Every week we get at least five to ten catalogs in the mail, and the deluge is particularly heavy in the weeks before Christmas. I usually flip through the ones selling men’s clothing and T-shirts with funny sayings but spend more time on the catalogs with gadgets and tools.
Maybe we’re on the wrong mailing lists—most of the thingamajigs for sale don’t address the everyday aggravations and problems we face. One of these days I’d like to open a catalog packed with innovative devices that are truly useful.
Such as, you ask:
--A GPS doodad for women’s purses. Many of the women I know take four or five minutes to find anything in their oversized purses. (While it may not really be four or five minutes, when you’re waiting to leave a busy supermarket checkout counter it feels like a day and a half.) I could take my daily nap in the time it takes a certain someone to find her credit card hidden somewhere in that big black bag.

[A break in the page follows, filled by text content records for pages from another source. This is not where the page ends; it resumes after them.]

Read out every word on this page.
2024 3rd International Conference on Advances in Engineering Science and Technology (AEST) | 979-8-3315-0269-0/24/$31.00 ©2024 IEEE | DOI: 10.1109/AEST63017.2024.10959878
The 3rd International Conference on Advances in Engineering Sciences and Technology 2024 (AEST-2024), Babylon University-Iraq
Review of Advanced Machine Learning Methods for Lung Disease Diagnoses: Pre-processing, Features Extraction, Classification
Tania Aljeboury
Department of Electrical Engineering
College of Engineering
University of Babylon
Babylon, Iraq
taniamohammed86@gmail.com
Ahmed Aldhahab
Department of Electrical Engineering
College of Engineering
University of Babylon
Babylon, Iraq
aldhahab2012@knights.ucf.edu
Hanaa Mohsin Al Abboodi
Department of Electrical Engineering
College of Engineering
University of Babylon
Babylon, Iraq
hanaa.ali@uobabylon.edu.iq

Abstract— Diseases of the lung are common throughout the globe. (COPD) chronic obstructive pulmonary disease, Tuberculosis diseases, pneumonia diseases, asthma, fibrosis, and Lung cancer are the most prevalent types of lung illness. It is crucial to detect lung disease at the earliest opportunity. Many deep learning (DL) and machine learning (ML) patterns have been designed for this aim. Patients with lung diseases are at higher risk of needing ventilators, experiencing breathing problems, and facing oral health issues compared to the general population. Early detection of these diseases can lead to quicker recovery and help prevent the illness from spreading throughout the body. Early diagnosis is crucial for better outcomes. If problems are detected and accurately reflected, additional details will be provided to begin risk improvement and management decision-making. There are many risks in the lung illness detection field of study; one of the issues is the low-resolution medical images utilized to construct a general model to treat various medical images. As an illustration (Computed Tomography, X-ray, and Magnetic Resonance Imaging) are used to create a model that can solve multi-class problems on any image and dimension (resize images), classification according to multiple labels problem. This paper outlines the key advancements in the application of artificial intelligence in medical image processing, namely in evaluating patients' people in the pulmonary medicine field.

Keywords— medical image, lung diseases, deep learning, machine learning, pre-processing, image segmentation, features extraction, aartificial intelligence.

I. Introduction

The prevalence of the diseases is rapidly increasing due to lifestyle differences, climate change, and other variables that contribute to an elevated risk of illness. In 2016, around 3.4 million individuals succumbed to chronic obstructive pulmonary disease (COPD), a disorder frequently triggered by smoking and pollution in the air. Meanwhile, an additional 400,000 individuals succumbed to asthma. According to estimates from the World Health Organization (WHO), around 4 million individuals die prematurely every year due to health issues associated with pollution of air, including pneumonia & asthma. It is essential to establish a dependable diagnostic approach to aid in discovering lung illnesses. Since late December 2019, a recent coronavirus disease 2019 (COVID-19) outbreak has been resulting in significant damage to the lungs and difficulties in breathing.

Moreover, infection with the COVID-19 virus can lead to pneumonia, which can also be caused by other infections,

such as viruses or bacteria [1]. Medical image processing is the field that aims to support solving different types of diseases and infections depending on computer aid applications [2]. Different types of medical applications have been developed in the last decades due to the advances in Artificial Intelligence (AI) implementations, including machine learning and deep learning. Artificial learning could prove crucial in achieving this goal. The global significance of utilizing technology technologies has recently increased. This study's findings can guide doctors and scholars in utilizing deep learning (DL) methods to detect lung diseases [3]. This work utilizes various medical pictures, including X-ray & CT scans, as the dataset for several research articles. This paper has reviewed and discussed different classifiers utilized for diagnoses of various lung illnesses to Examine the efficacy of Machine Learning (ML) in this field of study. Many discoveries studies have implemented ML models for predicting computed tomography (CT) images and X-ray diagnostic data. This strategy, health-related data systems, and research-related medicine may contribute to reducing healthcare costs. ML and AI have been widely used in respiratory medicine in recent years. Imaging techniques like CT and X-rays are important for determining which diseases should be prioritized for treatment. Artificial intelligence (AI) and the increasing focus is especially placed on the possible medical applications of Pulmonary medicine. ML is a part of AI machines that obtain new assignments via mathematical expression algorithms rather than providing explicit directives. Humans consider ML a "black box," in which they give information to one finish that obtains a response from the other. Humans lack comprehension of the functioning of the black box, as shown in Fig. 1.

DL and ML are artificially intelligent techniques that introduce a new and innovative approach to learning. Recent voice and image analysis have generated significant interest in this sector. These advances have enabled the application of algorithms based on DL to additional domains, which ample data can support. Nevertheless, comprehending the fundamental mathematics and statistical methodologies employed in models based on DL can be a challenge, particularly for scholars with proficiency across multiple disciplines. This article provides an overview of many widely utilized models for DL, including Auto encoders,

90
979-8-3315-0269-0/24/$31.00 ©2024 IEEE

--A gizmo connected to the driver’s seat in cars that will buzz your rump if you try to text while driving, a buzz so strong it will discourage this dangerous multitasking. If engineers can design a car seat to warm your buns, they surely could make one to buzz your buns. It could be called the bun buzzer.
--Eyebrow pencils that dissolve automatically when not used for more than one month. A rough inventory of the premises I share with the aforementioned certain someone found a total of 37 eyebrow pencils in five different locations.
--A paper tissue detector, perhaps a wand, to be waved over the pockets of pants about to be put in the washer. At my residence, a frequent thread of conversation is:
“You left tissues in your pants.”
“I did? I thought I checked them.”
“Nope. You didn’t.”
--A device that flashes a short video on the ceiling, showing a certain someone’s step-by-step instructions on the only correct way to fold a freshly-laundered bed sheet. This insistence on precision-folding is a mystery to me. Sometimes the time gap between correctly folding the sheet and putting it back on the bed is six minutes or less. In advanced societies is being adept at this chore considered a sign of good breeding and intelligence or is someone just being unnecessarily picky?
--A paring knife with the capability of answering when it is summoned. Another familiar conversation where I live:
“Have you seen the good paring knife?”
“No. I haven’t used it today.”
“It was right here just a second ago. Where did it go?”
--A smart phone app like Siri or Shirley (or whatever that talky lady’s name is) that on command opens the caps on prescription medicine bottles, pickle jars and maple syrup jugs.
--A portable device that you slip your face into and ten seconds later your teeth have been flossed (good and flossed, in fact) and, as a bonus, you were entertained by the opening bars of one of your favorite songs. In my case that would be Emmylou Harris’s version of “Together Again.”
You probably have your own list of needed inventions. We can only hope several bright kids are working on new things, and that a few of these gadgets will be available for next Christmas and Hanukkah. (This might actually happen if they can put down their phones long enough to focus on something else.) Enjoy the holidays.